"L'idée est de casser le mouvement très vite"
Blocage des facs : Entretien avec David Dufresne
Le maintien de l'ordre c'est d'abord (et surtout) de la politique. S'il y a une chose à retenir des récents travaux de David Dufresne c'est bien celle-là. L'auteur de Quand la France s'embrase et Maintien de l'ordre, documentaire et livre où il décryptait le traitement politique de la fronde anti-CPE et des émeutes de banlieues, pose pour Flu son regard sur la gestion de l'actuel mouvement étudiant.
Y a t-il des fondamentaux de la gestion politique contemporaine du maintien de l'ordre ?
A l'époque (du CPE), on a laissé deux mois des universités occupées parce qu'il y a une loi de la franchise universitaire qui dit que les lieux de savoir comme les lieux de culte ne sont pas accessibles à la police. (...)Donc là l'idée semblerait de casser le mouvement à la source, très vite. On évite le bis repetita.
David Dufresne : L'un des principaux est la démilitarisation. Ce sont des policiers pas des soldats qui interviennent, même s'il y a parfois des gendarmes mobiles, comme mardi à Nanterre, ils sont placés sous l'autorité d'un commissaire ou d'un préfet.
Il y a la très importante notion du chiffre qui pousse les policiers à interpeller,même brièvement, beaucoup de monde à la fin des manifs pour balancer des chiffres aux journaux télévisés.
Un autre aspect essentiel, c'est l'organisation. Il y a une fonction - que les manifestants ne connaissent généralement pas - c'est celle d'officier de liaison. Comme son nom l'indique, il est chargé des liens entre les organisateurs de la manifestation et la police sur le tracé, les horaires de départ etc..
Une manifestation est-elle systématiquement encadrée de la sorte ?

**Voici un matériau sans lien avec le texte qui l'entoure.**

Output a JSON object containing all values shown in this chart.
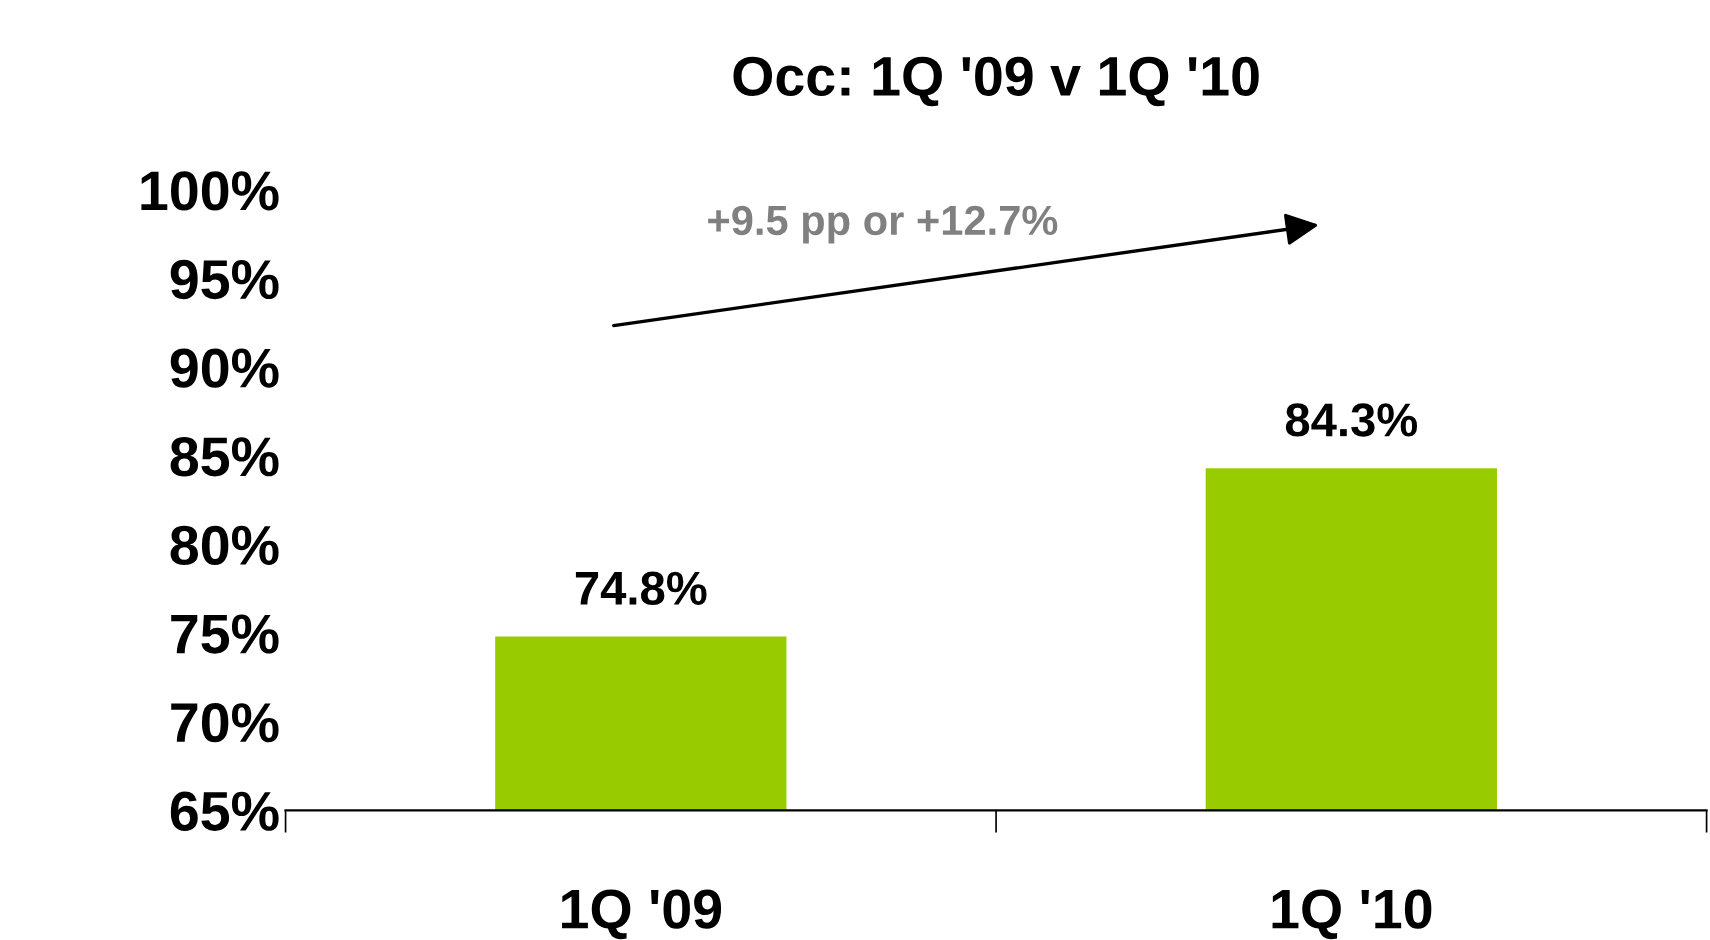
{
  "chart_data": {
    "type": "bar",
    "title": "Occ: 1Q '09 v 1Q '10",
    "categories": [
      "1Q '09",
      "1Q '10"
    ],
    "values": [
      74.8,
      84.3
    ],
    "color": "#99cc00",
    "value_labels": [
      "74.8%",
      "84.3%"
    ],
    "ylim": [
      65,
      100
    ],
    "yticks": [
      {
        "value": 65,
        "label": "65%"
      },
      {
        "value": 70,
        "label": "70%"
      },
      {
        "value": 75,
        "label": "75%"
      },
      {
        "value": 80,
        "label": "80%"
      },
      {
        "value": 85,
        "label": "85%"
      },
      {
        "value": 90,
        "label": "90%"
      },
      {
        "value": 95,
        "label": "95%"
      },
      {
        "value": 100,
        "label": "100%"
      }
    ],
    "annotations": [
      "+9.5 pp or +12.7%"
    ],
    "grid": false,
    "legend": false
  }
}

C'est tout le problème. Certains mouvements plus spontanéistes ou anarchisants ne sont pas enclins à discuter avec les autorités. Les mouvements étudiants inquiètent aussi la police. Les coordinations des mouvements par leurs organisateurs sont parfois complexes. Les déclarations en préfecture des manifestations ne sont pas toujours faites notamment en province. Je pense d'ailleurs qu'il y a comme un savoir-faire commun à Paris, une grande coordination qui n'est pas toujours aussi évidente ailleurs dans le pays où il y a peut être - c'est mon sentiment - moins d'enjeu parce que moins de caméras et de médias.
La question des médias est aussi celle de la popularité d'un mouvement. L'opinion publique n'est-elle pas moins favorable à l'actuel mouvement étudiant expliquant ainsi la radicalisation plus décomplexée des actions policières ?
Avant toute chose, je précise que je n'ai pas travaillé spécifiquement sur le mouvement en cours. J'ajoute qu'il est difficile de mesurer la popularité d'un mouvement. Le combat contre le CPE au départ ce n'est pas grand-chose. Bruno Julliard de l'UNEF-ID expliquait dans mon film qu'il avait refusé la proposition initiale des autorités qui leur proposaient les grandes avenues pour défiler parce que cela aurait entrainé des images de défilés clairsemés.
Une des hypothèses pour expliquer le durcissement est d'ailleurs que la leçon du CPE a été retenue.
A l'époque, on a laissé deux mois des universités occupées parce qu'il y a une tradition de la franchise universitaire qui dit que les lieux de savoir comme les lieux de culte ne sont pas accessibles à la police. Mais du coup, il y a un côté sanctuaire et quand des bastions comme l'université de Rennes 2 ou La Sorbonne sont tenus, le mouvement y réfléchit, s'organise et peut prendre à partir de là beaucoup d'ampleur.
Donc là l'idée semblerait de casser le mouvement à la source, très vite. On évite le bis repetita.
La division des étudiants sur la réforme de Valérie Pécresse ne joue-t-elle pas dans l'attitude des policiers ?
Certainement. Les syndicats ont pour la plupart amendé cette réforme au départ. C'est moins évident maintenant de lancer un grand mouvement.
Le CPE était plus clair : il s'agissait d'un passage en force par le 49. 3 donc sans vote à l'assemblée, sans discussion, on pouvait donc plus facilement s'autoriser à lancer le débat dans la rue. Là c'est différent. Il faut comprendre que la gestion de l'autorité est à géométrie variable. Le Nicolas Sarkozy qui gère n'est pas le Sarkozy ministre de l'Intérieur qui se flattait de discuter avec les syndicat et qui pouvait laisser Dominique de Villepin s'enfermer seul dans la crise tant que lui évitait la violence des manifestations. Cette fois l'enjeu politique n'est plus le même. Il ne veut pas voir durer le mouvement.